Ururun Quest: Koiyuuki (うるるんクエスト恋遊記) is a fully voiced Japanese PS2 videogame classified as an 'Onna no Ko Senyou (Girl-targeted) Love Simulation+RPG' by its developer. It was released in 2005 and marketed as the first 'RPG targeted towards girls'. The player acts as the main character, Ruri, while she adventures around her world with her friends and finding new companions.

==Gameplay==

UQ's gameplay is mostly RPG. The most time is spent leveling characters in random battles on an overworld map and in dungeons, leading up to difficult boss battles. The fighting party consists of three characters from a possible six characters at any one time.

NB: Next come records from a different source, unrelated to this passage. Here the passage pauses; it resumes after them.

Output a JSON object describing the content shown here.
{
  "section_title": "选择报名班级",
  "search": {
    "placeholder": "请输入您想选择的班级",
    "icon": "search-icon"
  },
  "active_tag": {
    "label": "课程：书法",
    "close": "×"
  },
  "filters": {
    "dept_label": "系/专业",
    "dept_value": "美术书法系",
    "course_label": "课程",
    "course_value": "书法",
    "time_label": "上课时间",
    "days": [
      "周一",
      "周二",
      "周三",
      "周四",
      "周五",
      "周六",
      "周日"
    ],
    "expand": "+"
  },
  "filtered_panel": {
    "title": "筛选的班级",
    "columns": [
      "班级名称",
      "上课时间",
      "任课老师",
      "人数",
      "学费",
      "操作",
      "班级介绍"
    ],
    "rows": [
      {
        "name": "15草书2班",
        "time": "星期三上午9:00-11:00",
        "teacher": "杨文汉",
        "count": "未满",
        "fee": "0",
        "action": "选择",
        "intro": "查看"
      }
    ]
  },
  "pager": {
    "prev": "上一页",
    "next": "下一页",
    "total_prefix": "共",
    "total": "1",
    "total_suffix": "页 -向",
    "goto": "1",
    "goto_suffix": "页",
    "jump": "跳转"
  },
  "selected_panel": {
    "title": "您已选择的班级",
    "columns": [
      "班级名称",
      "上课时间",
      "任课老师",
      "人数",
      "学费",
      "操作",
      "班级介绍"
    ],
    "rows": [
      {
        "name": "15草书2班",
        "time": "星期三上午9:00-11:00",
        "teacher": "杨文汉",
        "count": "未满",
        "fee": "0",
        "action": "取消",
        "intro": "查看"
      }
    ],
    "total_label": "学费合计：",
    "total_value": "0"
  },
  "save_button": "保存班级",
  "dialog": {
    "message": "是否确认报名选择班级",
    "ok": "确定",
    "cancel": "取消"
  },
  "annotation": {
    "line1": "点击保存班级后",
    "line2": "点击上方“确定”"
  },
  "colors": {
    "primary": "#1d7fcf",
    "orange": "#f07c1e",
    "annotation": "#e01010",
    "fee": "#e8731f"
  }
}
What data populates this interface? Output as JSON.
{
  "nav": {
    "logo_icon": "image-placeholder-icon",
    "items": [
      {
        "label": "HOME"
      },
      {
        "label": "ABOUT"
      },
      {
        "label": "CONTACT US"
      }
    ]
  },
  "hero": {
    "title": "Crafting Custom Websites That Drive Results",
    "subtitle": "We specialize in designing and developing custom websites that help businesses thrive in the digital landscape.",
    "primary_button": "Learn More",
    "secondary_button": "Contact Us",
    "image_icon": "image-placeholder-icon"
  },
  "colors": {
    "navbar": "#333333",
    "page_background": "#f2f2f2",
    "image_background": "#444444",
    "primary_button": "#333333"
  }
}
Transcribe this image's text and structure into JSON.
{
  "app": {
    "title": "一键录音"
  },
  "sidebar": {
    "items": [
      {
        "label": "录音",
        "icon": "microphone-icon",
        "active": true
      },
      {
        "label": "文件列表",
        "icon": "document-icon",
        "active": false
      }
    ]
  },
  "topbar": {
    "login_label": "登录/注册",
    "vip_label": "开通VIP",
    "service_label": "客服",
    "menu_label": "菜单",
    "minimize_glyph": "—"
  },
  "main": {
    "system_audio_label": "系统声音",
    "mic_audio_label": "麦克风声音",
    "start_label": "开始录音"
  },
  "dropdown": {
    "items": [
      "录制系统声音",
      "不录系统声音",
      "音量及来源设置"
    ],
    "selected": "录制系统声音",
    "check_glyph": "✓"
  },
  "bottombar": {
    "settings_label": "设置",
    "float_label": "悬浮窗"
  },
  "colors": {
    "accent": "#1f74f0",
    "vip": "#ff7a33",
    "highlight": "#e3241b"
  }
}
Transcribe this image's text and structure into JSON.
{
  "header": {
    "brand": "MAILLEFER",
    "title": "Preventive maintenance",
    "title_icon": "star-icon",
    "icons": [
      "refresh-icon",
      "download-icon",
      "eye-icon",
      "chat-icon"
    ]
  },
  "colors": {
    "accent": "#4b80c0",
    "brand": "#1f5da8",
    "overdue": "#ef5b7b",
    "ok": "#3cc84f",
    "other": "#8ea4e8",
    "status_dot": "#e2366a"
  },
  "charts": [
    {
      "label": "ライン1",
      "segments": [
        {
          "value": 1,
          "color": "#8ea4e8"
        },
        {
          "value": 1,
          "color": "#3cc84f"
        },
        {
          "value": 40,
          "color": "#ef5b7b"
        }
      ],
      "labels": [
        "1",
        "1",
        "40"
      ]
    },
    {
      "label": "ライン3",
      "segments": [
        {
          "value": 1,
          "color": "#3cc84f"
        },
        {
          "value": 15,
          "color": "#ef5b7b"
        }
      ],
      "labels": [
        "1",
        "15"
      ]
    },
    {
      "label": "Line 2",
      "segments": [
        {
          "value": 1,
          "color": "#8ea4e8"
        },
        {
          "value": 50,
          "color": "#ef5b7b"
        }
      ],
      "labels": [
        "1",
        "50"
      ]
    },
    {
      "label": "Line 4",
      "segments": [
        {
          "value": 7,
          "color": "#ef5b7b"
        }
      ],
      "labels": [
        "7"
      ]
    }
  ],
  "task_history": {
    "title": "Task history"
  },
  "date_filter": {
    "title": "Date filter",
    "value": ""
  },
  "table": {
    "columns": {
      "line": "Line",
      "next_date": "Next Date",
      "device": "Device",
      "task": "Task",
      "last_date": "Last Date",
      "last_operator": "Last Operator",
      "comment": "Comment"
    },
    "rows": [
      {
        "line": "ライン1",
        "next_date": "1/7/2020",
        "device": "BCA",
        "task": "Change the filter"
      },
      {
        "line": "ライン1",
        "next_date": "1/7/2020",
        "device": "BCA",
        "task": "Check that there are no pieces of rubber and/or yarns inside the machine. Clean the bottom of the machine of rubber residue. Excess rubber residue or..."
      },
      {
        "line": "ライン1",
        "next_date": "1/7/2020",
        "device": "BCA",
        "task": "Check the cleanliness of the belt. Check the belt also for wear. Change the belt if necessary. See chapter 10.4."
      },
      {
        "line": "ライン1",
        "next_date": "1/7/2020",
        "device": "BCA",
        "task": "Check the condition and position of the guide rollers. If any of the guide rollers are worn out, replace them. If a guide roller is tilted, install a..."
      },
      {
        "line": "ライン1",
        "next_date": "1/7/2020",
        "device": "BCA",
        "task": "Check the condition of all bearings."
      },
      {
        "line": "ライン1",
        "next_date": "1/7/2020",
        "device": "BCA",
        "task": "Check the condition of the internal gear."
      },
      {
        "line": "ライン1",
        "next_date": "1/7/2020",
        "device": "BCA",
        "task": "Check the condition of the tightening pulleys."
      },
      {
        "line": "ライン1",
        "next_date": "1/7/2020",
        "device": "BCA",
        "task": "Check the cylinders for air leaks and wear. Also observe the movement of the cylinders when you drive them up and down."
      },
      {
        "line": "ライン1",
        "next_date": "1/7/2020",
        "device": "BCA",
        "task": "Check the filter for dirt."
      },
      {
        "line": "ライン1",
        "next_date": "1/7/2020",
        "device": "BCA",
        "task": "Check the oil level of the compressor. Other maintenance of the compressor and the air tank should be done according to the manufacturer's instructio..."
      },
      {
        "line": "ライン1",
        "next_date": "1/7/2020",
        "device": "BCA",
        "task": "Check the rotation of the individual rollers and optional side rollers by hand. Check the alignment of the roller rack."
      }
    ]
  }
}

There is also a simulation element seen in a cooking minigame while resting, and character interaction. Dialogue and actions chosen while resting outside or while in cities will affect the relationship of the main character with the other characters. When the relationship develops, the other characters will show their bond in battle by protecting or helping the main character. The relationship level also affects story events that occur while resting and in some dungeons.

==Plot==
Ruri, Tsukishiro, and Shuka are childhood friends in the city of Soi. As a summer school project, Ruri decides to explore the history of their land. Tsukishiro and Shuka decide to go with her to protect her, since outside the town monsters attack travelers. As the story progresses, they travel to other continents using special map pieces and gain companions. They learn that the fog that covers the land, making it difficult to navigate, is caused by demons. Ruri decides to fight the demons and get rid of the fog.

==Characters==

- Ruri 瑠璃 (Mayuko Kobayashi): Main character. Curious and cheerful, she starts out without a job class.
- Tsukishiro (Akira Ishida 石田彰): Childhood friend of the heroine. He starts out as a swordsman.
- Shuka (Aya Ishizu 石津 彩): Childhood friend. She begins as a mage.
- Shion 紫苑 (Takuma Takewaka 竹若拓磨): A strange mage that knows Tsukishiro, he joins the party near the beginning. He begins as a mage.
- Kurenai 紅 (Shoutarou Morikubo 森久保祥太郎): A seemingly lazy, selfish prince that joins the party in the second city. He starts out as a ninja.
- Shirogane (Katsuhiko Kawamoto): The personal bodyguard and knight of Kurenai, he has a strong sense of responsibility. He's also Kyara's older brother. Starts out as a knight.
- Miru (Makoto Ishii 石井 真): A brainy young alchemist who joins the party to expand his knowledge. Starts out as an alchemist.
- Kyara (Kayo Kikkawa): A young priestess who joins the party to help her older brother. Starts out as a healer.
- Shenri 深栗 (Jun Fukuyama 福山潤): A demon that has no will to live. He is an optional character that can be gained almost halfway through the game.
- Hisui (Akiko Yoshikawa):
- Muutan (Chika ) : Mysterious demon girl who shows up at night sometimes.
- Raoshia (Etsuko Ishikawa):
- Shanri (Ohmiya): Demon.
- Yuui-En (Kihiko): Demon prince.

==Reception==

When UQ was first released, it was not very well received. Critics said that though it was billed as a love simulation RPG, the RPG elements dominated too much, and players that were used to other love simulations would find it too long to replay to get more characters. It was also criticized that the RPG was not up to the standard of contemporary RPGs, with an unforgiving save feature, slow traveling, and a confusing overworld map.

When it was later released cheaply as part of the Simple Ultimate series, opinion seemed to improve, since the game was a good value as a budget title.

==Related products==
A comic was also released as Ururun Quest Koiyuuki Anthology Comic (ISBN 4-7577-2445-4) from Enterbrain under the B's Log Comics label on September 30, 2005.